The three-dimensional five chosen in the present invention is 4.10W/m K to braided CMC material at the heat conductivity k11 of principal direction ζ,
The heat conductivity k22 of other both directions η and ν is 1.21W/m K.In order to characterize the anisotropic degree of heat conductivity, fixed
Thermal conductivity ratio r between justice ζ direction and η, ν direction is:
For the apparent advantage providing the blade anisotropic thermal coefficient method to set up that the present invention is shown, this
Bright also calculating does not considers blade profile and the distribution of anisotropic thermal Coefficient Space, directly sets overall situation anisotropic thermal system
The result of calculation of number, and with according to the calculated Comparative result of the inventive method, two kinds of heat conductivity methods to set up are as in Fig. 8
Shown in, respectively by two kinds of method named Case A and Case B.
Giving k11 in Fig. 9 is 4.10W/m K, when k22 is 1.21W/m K, and Case A and the blade pressure of Case B
Face, suction surface cloud atlas.As can be seen from Figure, being either Case A or Case is B, the temperature of blade inlet edge part is the most relatively
Height, blade trailing edge and film overcast regional temperature are relatively low.For Case A, maximum temperature is positioned at the pressure face district near leading edge
Territory, reaches 1845.7K;And for Case B, maximum temperature is positioned near leading edge stationary point, reach 1824.9K.Contrast finds,
The maximum temperature numerical value of Case B decreases 20.8K relative to Case A, and the area of high-temperature area reduces the most relatively simultaneously, relative to
Case A, Case B high-temperature area is concentrated mainly near leading edge stationary point, and the temperature of leading edge both sides decreases.Analyze reason,
This is that trailing edge temperature is relatively low owing to blade inlet edge temperature is higher, and blade solid interior heat is transmitted to trailing edge by leading edge.By Fig. 9
In it can be seen that in Case A, owing to not considering that anisotropic thermal Coefficient Space is distributed, the principal direction that heat conductivity is bigger
ζ is parallel to the X-axis of coordinates computed system all the time, and in Case B, ζ direction is tied all the time and is parallel to blade outer contour tangent line side
To.Therefore, relatively strong along the capacity of heat transmission that blade wall is tangential in Case B, the heat of leading edge high-temperature area is easier to be delivered to tail
Edge low-temperature region.
This shows and do not consider fiber orientation and consider that the leaf temperature field that fiber orientation calculating simulation obtains has
Bigger difference, and consider that the method for fiber orientation more meets the actual microstructure of material, therefore the present invention can improve CMC
Deng the thermoanalytical precision of woven composite turbo blade.

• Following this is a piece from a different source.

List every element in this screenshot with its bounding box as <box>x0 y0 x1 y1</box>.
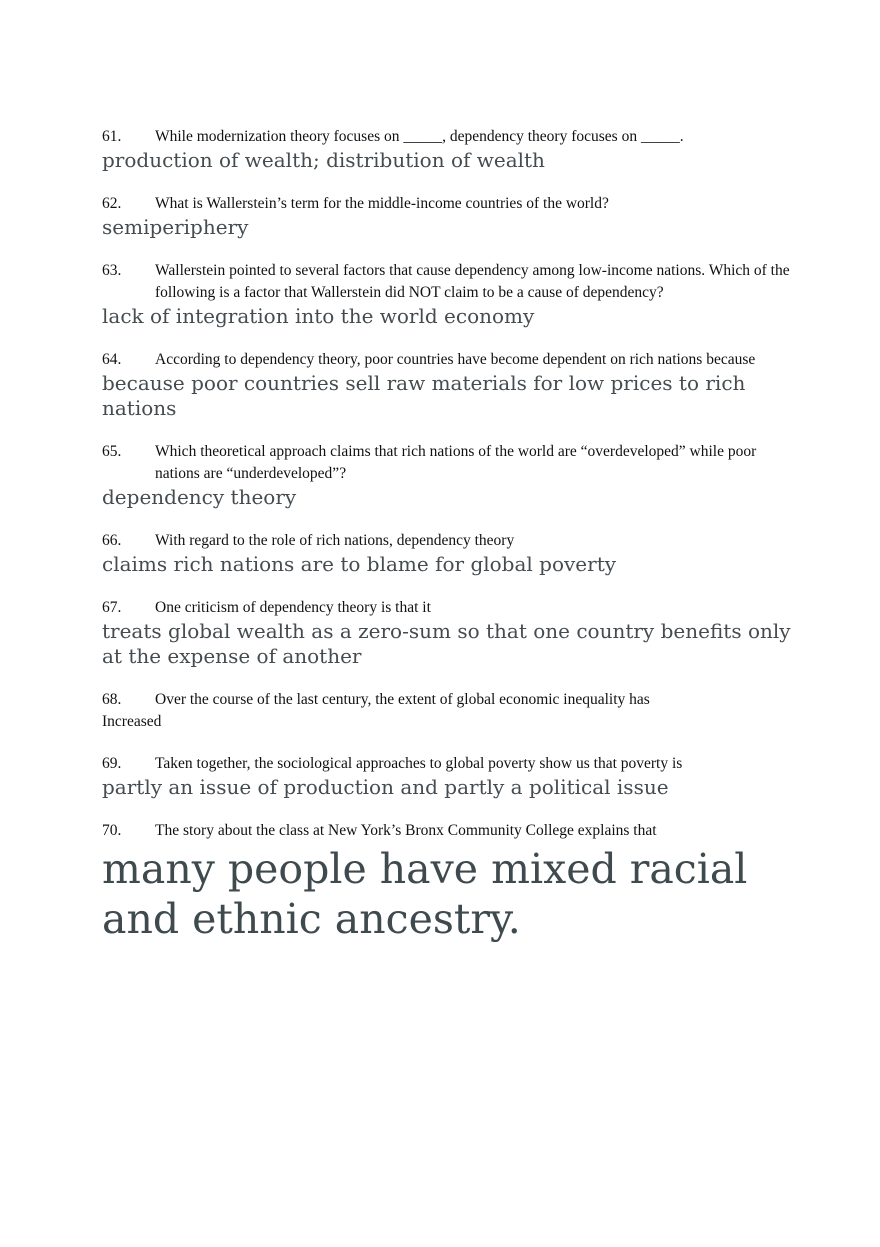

The above is only the preferred embodiment of the present invention, it should be pointed out that: for the ordinary skill people of the art
For Yuan, under the premise without departing from the principles of the invention, it is also possible to make some improvements and modifications, these improvements and modifications also should
It is considered as protection scope of the present invention.